PINK1 deficiency permits the development of Lewy body dementia with coexisting Aβ pathology.

INTRODUCTION: Dementia with Lewy bodies (DLB), a prevalent neurodegenerative dementia, involves α-synuclein (α-syn) aggregates and frequent amyloid beta (Aβ) co-pathology, but mechanistic drivers remain unclear. METHODS: We crossed pink1 knockout with APP/PS1 mice, and assessed behavioral and pathological phenotypes of the resulting animals. We also performed biochemical and biophysical characterizations of PTEN-induced kinase 1 (PINK1) phosphorylation of α-syn. RESULTS: DLB brains show PINK1 deficiency alongside α-syn and Aβ co-pathology. Mirroring human DLB patients, APP/PS1::pink1-/- mice spontaneously develop Lewy pathology at endogenous α-syn levels, affecting both central and peripheral nervous systems with heterogeneous phenotypes. Mechanistically, PINK1 phosphorylates α-syn at Thr44, suppressing Aβ-induced α-syn aggregation. Moreover, pT44-α-syn levels are correlated with PINK1 expression and activity in human brains. DISCUSSION: PINK1 deficiency synergizes with Aβ to promote Lewy pathology via loss of protective α-syn phosphorylation. The APP/PS1::pink1-/- model recapitulates key DLB features without α-syn overexpression, offering a valuable tool for future mechanistic and therapeutic studies.

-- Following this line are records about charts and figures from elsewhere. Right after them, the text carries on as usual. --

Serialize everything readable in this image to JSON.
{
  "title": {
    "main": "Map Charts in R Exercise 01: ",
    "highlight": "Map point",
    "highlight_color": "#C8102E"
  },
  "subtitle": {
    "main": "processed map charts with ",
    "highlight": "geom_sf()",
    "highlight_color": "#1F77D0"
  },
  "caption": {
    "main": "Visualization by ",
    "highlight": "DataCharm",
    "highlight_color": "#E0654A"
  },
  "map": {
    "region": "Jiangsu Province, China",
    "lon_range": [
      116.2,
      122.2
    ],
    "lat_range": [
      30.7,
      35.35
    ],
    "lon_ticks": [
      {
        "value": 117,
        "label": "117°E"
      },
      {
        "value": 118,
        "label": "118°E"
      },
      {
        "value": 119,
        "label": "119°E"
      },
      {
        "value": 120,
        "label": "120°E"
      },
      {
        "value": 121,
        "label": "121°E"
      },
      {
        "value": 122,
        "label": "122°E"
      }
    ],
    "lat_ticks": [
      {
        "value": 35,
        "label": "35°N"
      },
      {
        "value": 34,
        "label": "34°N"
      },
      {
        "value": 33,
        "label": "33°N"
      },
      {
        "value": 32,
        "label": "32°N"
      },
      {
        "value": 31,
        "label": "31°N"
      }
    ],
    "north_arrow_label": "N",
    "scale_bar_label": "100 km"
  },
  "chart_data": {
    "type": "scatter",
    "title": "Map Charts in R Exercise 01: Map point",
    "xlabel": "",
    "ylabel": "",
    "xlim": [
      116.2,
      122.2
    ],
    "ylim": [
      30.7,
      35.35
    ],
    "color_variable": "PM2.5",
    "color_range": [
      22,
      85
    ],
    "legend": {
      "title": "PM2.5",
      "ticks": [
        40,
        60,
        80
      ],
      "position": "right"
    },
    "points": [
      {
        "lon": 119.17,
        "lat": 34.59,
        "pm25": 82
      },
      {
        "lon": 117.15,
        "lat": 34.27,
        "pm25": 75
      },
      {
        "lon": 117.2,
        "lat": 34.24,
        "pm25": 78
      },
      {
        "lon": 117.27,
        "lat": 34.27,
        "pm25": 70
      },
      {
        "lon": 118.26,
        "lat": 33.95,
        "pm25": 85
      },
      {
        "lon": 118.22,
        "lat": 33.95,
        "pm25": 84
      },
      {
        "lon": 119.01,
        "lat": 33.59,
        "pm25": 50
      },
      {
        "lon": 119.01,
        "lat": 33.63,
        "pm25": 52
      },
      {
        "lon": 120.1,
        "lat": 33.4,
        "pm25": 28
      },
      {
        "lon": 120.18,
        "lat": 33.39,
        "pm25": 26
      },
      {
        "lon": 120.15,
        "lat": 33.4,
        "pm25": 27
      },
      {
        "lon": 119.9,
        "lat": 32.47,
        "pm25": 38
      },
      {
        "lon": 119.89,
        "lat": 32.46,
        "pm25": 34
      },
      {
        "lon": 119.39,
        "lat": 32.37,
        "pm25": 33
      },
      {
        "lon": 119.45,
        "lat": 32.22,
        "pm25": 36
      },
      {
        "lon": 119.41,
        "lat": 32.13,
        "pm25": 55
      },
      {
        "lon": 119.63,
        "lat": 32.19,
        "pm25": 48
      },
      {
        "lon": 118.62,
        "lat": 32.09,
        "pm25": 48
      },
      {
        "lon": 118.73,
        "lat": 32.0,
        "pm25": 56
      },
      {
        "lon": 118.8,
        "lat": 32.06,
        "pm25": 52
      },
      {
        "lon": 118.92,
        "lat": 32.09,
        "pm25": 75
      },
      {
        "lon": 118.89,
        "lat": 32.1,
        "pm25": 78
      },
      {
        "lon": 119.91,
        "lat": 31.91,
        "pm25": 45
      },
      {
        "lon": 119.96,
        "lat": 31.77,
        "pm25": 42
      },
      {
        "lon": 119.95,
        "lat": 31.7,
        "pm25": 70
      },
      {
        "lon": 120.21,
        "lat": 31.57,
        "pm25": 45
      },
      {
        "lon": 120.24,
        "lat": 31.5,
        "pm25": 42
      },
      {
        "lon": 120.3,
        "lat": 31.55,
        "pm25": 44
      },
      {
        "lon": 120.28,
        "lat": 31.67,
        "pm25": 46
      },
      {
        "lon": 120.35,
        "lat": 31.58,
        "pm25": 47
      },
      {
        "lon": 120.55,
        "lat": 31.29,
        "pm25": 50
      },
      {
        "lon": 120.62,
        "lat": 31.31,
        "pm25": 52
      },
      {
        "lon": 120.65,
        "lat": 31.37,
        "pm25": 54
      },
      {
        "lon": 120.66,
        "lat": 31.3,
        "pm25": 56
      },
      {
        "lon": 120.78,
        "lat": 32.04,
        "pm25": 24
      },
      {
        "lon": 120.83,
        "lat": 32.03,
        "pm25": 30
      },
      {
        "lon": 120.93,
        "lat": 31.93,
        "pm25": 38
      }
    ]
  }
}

HIGHLIGHTS: PTEN-induced kinase 1 (PINK1) deficiency, either through reduced expression or impaired activity, is found in human dementia with Lewy bodies (DLB) patients with amyloid beta (Aβ) co-pathology. PINK1 specifically phosphorylates α-synuclein at Thr44, inhibiting Aβ-induced aggregation and preventing the development of Lewy pathology. The APP/PS1::pink1-/- mouse model recapitulates key features of human DLB, exhibiting widespread Lewy pathology and heterogeneous phenotypes. PINK1 alterations emerge as a novel genetic risk factor for DLB, opening new avenues for diagnosis and therapeutic intervention.